The summer passed away and fall came. Dick returned to the academy, where he renewed his studies. Several times he was on the point of making another investment, but, as the stock of the milk company went up in value, he felt that this would answer the requirements of his mother's will, and furnish the profit called for. So, though he investigated many schemes that seemed to promise well, he did not take any stock in them.

It was in May of the following spring, when, having looked at a quotation of his milk stock, and found that it was a little higher than it had ever been before, Dick walked down to his father's bank to consult him about certain matters.

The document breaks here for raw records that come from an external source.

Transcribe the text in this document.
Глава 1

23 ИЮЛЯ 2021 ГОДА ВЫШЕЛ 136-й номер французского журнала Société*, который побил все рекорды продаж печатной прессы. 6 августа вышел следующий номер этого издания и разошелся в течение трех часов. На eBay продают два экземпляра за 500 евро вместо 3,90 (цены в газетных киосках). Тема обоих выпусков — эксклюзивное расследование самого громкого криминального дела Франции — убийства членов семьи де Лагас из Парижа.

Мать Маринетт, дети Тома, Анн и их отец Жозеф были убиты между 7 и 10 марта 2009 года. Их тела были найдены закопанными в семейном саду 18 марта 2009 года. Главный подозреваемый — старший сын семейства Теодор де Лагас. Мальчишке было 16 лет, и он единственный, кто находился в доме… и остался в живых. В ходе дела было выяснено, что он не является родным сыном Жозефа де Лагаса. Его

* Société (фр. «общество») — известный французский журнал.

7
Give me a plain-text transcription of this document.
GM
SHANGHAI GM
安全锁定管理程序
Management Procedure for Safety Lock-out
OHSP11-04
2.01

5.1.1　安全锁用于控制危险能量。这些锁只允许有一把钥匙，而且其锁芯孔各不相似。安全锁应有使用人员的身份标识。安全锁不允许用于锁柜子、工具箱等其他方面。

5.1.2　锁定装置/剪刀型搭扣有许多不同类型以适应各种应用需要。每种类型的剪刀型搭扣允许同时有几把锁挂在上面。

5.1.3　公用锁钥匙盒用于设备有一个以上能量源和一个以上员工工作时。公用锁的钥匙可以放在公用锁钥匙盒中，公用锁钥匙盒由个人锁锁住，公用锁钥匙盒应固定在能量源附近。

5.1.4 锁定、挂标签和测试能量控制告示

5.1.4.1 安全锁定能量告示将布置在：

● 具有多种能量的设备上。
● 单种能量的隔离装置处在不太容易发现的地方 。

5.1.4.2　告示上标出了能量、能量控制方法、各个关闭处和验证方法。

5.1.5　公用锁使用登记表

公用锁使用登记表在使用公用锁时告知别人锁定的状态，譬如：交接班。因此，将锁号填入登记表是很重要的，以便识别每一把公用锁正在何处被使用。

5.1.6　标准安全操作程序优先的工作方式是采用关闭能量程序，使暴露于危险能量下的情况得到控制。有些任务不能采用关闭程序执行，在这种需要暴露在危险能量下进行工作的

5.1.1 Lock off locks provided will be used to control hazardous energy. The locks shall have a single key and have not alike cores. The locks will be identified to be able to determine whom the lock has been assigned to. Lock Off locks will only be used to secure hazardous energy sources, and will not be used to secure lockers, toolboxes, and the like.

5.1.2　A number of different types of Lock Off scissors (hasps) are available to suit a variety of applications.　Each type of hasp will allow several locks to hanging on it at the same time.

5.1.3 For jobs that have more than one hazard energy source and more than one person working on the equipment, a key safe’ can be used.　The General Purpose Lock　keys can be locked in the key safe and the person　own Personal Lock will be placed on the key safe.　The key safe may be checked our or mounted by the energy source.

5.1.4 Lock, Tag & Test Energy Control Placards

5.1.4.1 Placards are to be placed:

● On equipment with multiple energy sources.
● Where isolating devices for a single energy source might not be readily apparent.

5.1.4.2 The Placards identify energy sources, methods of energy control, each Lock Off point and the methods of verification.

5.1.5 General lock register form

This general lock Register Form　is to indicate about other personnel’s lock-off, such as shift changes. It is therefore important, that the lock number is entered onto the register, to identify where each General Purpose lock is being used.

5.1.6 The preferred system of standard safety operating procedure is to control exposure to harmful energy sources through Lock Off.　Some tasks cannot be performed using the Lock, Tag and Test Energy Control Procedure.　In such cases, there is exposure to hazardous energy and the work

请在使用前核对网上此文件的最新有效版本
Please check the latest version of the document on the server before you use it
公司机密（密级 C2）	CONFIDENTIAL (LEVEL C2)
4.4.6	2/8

He found Mr. Hamilton in his private office, but the millionaire did not have a cheerful smile on his face. Instead he looked troubled.

"What's the matter, dad?" asked Dick.

"Well, I don't like the way the money market looks in New York," was the answer. "I've just heard by telegraph that several large banks have failed."

"Does it involve you?"

"To a certain extent, yes. Things look like a panic, such as we had a few years ago. Still, it may blow over."

"I wonder if it will affect the milk company?"

"It might. But there, Dick, don't go to worrying. You'll have enough of that to do when you get older. Things may turn out all right" But the worried look did not leave Mr. Hamilton's face, in spite of his attempt to cheer up his son.

The next morning when Dick came down to breakfast he saw his father at the table. But, instead of eating, the millionaire was eagerly looking at a newspaper. Dick glanced over his father's shoulder. There, staring at him, in big black letters, was the heading of a long article:


GREAT MONEY PANIC!


"Are things—are things in bad shape, dad?" asked Dick.

"Pretty much so," replied Mr. Hamilton, not looking up. "It's not as bad as I feared, though, and our bank will not suffer. However, lots of small concerns, and some big ones, have failed."

Then Dick caught sight of another part of the paper. He could hardly believe his eyes, for, in a prominent part of the page, was an article telling of the failure of the big milk concern in which he had invested.

"Dad!" he exclaimed, taking hold of the paper, and pointing to the account.

"Yes," replied Mr. Hamilton. "I saw it. Your investment is a failure, Dick."